Voor onze doeleinden is het voldoende als we de wil begrijpen als een soort kracht die alles wat bestaat ten grondslag ligt, conditioneert en motiveert. Als zodanig bestaat alles wat is, om eindeloos te willen - en nooit enige duurzame bevrediging te bereiken.
De positieve kant
Aangezien de wereld waarin we leven ons dwingt om te gaan met pandemieën, economische problemen, oorlogen en klimaatverandering, kan het overweldigend lijken dat we verondersteld worden gelukkig te zijn. Het is onrealistisch om te denken dat we de gebeurtenissen altijd van de zonnige kant moeten bekijken.
En zelfs als we ervoor kiezen om dat te doen, is het nog steeds zo dat we, volgens het pessimisme, bestaan om eindeloos te willen en te verlangen.

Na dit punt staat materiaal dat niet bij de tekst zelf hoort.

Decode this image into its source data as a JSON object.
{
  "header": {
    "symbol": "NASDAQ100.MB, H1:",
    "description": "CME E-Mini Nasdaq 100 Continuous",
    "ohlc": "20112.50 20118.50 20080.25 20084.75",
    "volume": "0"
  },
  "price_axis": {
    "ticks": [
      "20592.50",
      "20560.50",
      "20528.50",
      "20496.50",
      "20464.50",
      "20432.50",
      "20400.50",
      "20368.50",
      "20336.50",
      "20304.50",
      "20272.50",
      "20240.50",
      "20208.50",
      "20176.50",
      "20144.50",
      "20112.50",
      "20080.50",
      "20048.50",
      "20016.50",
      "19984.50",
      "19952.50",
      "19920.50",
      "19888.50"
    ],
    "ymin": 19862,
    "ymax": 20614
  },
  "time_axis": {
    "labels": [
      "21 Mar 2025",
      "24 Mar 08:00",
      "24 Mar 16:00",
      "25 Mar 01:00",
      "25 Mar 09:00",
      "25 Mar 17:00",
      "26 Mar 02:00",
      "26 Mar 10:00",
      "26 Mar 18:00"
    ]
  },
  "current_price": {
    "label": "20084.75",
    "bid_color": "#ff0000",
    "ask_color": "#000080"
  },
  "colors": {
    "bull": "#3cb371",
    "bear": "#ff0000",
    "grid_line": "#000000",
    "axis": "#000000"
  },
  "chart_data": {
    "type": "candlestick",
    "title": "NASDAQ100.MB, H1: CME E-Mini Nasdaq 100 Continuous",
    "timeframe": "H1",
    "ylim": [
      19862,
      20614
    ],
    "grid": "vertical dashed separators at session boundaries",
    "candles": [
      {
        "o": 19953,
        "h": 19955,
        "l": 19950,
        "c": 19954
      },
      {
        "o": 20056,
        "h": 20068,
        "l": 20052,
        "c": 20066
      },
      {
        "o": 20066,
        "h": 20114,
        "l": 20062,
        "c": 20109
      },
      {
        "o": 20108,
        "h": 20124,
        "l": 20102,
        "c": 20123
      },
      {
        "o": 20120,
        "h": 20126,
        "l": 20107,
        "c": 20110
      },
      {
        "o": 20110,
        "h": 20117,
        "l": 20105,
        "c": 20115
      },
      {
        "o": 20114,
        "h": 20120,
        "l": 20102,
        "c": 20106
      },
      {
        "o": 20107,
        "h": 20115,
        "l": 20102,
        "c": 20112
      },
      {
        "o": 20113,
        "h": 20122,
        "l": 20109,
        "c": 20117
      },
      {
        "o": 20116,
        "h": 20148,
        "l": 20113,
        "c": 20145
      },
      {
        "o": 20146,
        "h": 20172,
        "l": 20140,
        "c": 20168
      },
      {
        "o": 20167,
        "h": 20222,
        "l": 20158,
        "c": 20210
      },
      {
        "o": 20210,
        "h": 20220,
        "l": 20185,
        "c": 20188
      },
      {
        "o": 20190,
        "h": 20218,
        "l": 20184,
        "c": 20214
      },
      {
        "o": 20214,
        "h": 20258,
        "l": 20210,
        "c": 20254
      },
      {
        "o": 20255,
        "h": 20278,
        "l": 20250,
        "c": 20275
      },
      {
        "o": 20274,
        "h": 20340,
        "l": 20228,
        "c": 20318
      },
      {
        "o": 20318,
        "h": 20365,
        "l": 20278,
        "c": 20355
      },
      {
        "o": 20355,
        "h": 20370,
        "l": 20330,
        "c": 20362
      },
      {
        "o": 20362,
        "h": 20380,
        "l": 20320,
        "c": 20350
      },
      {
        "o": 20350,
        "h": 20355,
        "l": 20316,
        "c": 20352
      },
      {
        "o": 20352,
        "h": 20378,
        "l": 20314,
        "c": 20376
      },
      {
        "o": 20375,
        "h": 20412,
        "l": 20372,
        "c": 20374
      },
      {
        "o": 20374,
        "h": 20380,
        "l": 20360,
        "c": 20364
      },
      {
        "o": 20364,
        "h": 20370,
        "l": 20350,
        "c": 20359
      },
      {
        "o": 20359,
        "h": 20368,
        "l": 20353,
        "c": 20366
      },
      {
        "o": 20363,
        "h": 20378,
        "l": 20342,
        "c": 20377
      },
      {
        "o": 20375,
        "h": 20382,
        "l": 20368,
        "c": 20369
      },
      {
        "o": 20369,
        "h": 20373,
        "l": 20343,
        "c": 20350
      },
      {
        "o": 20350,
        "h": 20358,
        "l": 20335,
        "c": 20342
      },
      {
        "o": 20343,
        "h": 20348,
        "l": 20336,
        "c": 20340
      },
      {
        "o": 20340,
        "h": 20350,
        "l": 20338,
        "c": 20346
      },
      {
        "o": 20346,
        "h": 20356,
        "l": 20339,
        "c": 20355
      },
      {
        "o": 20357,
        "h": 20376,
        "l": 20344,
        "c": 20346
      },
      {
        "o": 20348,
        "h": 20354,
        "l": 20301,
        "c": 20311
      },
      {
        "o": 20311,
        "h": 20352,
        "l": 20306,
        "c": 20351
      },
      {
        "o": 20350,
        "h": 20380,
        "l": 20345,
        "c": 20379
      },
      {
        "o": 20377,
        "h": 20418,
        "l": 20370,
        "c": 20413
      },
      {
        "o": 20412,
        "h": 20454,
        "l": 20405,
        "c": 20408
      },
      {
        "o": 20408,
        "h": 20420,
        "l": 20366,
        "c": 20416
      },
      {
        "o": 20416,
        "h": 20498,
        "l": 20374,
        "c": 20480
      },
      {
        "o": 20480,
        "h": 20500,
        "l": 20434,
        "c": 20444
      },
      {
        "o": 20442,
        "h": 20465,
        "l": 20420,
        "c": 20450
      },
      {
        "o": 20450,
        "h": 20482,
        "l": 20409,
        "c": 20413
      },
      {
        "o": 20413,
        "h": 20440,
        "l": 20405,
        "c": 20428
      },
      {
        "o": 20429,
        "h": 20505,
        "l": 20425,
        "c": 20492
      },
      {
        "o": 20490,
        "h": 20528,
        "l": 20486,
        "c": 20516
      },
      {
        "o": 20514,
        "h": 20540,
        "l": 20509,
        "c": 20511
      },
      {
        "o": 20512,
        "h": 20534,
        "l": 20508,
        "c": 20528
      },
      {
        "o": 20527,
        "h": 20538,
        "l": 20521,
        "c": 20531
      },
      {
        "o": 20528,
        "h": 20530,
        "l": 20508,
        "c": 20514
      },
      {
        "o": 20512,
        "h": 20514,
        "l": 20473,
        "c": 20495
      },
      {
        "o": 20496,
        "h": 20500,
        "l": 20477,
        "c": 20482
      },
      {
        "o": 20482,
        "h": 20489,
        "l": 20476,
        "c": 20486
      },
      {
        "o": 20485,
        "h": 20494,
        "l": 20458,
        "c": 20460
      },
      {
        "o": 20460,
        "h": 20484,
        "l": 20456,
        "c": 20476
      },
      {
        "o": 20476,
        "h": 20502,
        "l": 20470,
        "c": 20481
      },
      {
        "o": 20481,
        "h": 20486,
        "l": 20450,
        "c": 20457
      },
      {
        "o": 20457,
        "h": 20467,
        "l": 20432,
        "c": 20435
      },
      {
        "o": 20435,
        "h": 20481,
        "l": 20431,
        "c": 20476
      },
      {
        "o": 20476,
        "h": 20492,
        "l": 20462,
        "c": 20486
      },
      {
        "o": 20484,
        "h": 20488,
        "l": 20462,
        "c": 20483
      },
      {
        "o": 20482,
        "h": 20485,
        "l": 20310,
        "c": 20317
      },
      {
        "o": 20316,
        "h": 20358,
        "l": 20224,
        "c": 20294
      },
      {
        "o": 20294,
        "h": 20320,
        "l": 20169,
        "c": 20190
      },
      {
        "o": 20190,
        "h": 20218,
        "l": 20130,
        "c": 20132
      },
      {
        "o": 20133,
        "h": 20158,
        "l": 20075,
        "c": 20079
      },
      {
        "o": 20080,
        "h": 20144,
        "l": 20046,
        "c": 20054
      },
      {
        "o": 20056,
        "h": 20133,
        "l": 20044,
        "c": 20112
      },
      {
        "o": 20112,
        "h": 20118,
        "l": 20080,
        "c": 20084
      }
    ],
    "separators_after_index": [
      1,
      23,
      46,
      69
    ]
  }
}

In het licht hiervan komt de imperatief van geluk in conflict met de essentie van het bestaan (de wil van Schopenhauer) omdat bevrediging niet mogelijk is. De verwachting om gelukkig te zijn wordt daardoor een strijd tegen de aard van het leven.
Dit is de reden waarom, wanneer de samenleving verwacht dat we gelukkig zijn, en ons de schuld geeft als we dat niet zijn, positiviteit giftig wordt.
Als we merken dat we niet in staat zijn om te voldoen aan de eis van geluk, kunnen we ons ontoereikend voelen en van mislukkingen houden.
Pessimisme kan filosofische hulpmiddelen bieden om onze plaats in het bestaan beter te begrijpen. Het kan ons helpen in het reine te komen met het idee dat weigeren om meedogenloos geluk na te streven misschien wel de meest redelijke houding is. + Verder verkennen
Dit artikel is opnieuw gepubliceerd vanuit The Conversation onder een Creative Commons-licentie. Lees het originele artikel.